Biographical material includes significant documentation of Porter's career, honours and awards from 1955 to 1992 including his appointment as Director of the Royal Institution in 1966 and the award of the Nobel Prize in 1967. Presented with the biographical material are papers relating to Porter's Nobel Lecture and the 1986 meeting held in his honour at the Royal Institution: 'Flash Photolysis and its Applications'.

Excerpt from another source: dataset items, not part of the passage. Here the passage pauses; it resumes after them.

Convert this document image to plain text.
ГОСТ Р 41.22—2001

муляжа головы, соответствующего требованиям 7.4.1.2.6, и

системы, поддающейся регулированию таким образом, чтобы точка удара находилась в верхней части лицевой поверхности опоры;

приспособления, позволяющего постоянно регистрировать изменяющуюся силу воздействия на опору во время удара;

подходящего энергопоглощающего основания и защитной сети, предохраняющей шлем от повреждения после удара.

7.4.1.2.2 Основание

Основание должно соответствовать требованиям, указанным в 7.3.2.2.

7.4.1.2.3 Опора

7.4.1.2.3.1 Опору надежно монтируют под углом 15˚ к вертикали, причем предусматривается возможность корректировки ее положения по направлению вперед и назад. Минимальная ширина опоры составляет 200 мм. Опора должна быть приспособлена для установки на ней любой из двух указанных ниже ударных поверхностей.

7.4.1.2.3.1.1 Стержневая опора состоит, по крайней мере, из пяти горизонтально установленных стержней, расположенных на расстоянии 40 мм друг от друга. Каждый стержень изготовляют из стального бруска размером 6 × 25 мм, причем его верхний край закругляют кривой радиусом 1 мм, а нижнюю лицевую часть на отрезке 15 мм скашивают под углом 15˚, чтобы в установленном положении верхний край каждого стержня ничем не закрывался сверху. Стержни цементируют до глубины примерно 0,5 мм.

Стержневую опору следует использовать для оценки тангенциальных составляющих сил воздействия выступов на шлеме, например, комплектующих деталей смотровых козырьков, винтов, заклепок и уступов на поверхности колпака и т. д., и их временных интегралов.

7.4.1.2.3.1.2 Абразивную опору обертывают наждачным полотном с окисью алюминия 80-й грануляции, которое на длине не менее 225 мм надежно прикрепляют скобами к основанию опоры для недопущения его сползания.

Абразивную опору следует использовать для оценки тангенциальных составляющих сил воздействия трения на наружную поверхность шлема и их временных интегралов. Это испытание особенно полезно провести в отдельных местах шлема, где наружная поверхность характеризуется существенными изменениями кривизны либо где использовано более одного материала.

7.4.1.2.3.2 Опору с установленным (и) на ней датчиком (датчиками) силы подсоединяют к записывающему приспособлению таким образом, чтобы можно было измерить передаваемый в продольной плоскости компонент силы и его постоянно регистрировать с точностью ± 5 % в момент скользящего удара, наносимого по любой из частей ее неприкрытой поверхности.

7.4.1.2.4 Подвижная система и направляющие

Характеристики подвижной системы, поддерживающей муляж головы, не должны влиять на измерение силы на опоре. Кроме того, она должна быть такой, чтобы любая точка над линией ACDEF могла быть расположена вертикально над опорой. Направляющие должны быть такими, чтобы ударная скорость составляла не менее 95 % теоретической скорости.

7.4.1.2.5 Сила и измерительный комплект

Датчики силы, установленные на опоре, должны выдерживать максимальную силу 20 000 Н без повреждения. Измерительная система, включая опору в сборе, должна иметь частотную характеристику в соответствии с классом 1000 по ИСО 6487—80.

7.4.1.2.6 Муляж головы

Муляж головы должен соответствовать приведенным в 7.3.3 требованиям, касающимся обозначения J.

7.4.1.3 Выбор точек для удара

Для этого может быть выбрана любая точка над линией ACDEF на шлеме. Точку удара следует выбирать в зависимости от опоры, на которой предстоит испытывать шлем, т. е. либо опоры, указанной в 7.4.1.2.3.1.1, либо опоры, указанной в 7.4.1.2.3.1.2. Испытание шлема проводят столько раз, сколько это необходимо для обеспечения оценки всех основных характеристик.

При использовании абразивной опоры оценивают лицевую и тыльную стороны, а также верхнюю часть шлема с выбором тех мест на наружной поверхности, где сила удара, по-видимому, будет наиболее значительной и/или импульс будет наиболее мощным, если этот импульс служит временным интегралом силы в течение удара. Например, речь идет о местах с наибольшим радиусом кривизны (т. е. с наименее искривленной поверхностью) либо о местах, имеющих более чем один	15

There are good records of Porter's research from his return to academic life at Cambridge after the Second World War. There are notes, drafts and data which are particularly useful for the periods at Cambridge and Sheffield, a good record of the funding of Porter's research arranged alphabetically by funding body which covers the period, 1955-1987 and correspondence with suppliers of research equipment, 1955-1979. A miscellaneous group of papers is presented under the subheading 'Davy Faraday Research Laboratory' including papers relating to the Laboratory's collaboration with the University of London. Associated with the research material are records of the Photochemistry Discussion Group whose meetings were held at the Royal Institution and of patents which arose from research at the Davy Faraday Research Laboratory.
Papers relating to the Royal Institution form by far the most substantial part of the collection. A major component of the Royal Institution papers documents the Director's involvement in the administration of the Royal Institution including questions of organisation, finance and funding, membership, and building and maintenance. Likewise, there is a significant record of the organisation of the events for which the Royal Institution is famous, most notably the Discourses and the Christmas Lectures. There is, for example, the Director's correspondence with Discourse Lecturers arranged alphabetically by lecturer, 'Discourse invitations declined', 'Discourses: suggested lecturers and topics', 'Discourse statistics' and Discourse dinner party records, and a chronological sequence of correspondence with lecturers about their Christmas Lectures. The controversy surrounding the Discourse and Christmas Lectures of E.R. Laithwaite, 1974-1975 is well documented. Another interesting component relates to the history of the Royal Institution, its library and archives and the development of the academic study of the history of science there.
As befits such a successful scientific communicator there are extensive records of Porter's lectures, publications and broadcasts. The bulk of the papers are Porter's drafts presented in two sequences, chronological, 1955-1988 and alphabetical by folder title or topic which covers a similar time span. There are drafts of lectures Porter gave at a variety of Royal Institution occasions such as Schools Lectures, Discourses and Christmas Lectures and drafts of his research lectures in the area of photochemistry. There is correspondence relating to lectures, broadcasts and publications including invitations to lecture, correspondence on BBC radio and television programmes and correspondence with journals reflecting Porter's editorial or advisory role. There are also notes taken by Porter as a student at Leeds and Cambridge and significant records of Porter's university teaching at Cambridge and Sheffield and his work with the Open University.
There are records of Porter's association with eighty-one British and international societies and organisations including commercial organisations with which Porter had a consultancy arrangement. In some cases documentation is slight, relating only to membership of foreign academies but in other cases where Porter held positions of leadership, for example, the Chemical Society, there is a fuller record. A number of organisations represented are related to some aspect of science education and popularisation including the Association for Science Education, the Bristol Exploratory and the British Association for the Advancement of Science. The Royal Society is principally represented by records of discussion meetings in which Porter was an organiser on a number of occasions and the Paul Instrument Fund. Commercial organisations with which he had consultancy arrangements include, in the USA, the General Electric Research and Development Center and Energy Conversion Devices Inc.
Porter's correspondence is presented in a number of sequences, the most substantial of which is the contents of his 'Miscellaneous Correspondence' files. These were arranged alphabetically by correspondent, almost all dating from the period of his Directorship of the Royal Institution. In addition there are sequences of 'Early Scientific Correspondence', 'Miscellaneous Correspondence' presented chronologically, 1966-1987 and groups of correspondence kept together by Porter relating to 'Soviet Scientists', 1970-1987 and 'Japanese Scientists', 1973-1985. The 'Soviet Scientists' sequence concerns the efforts by Western scientists to help dissident scientists in the Soviet Union.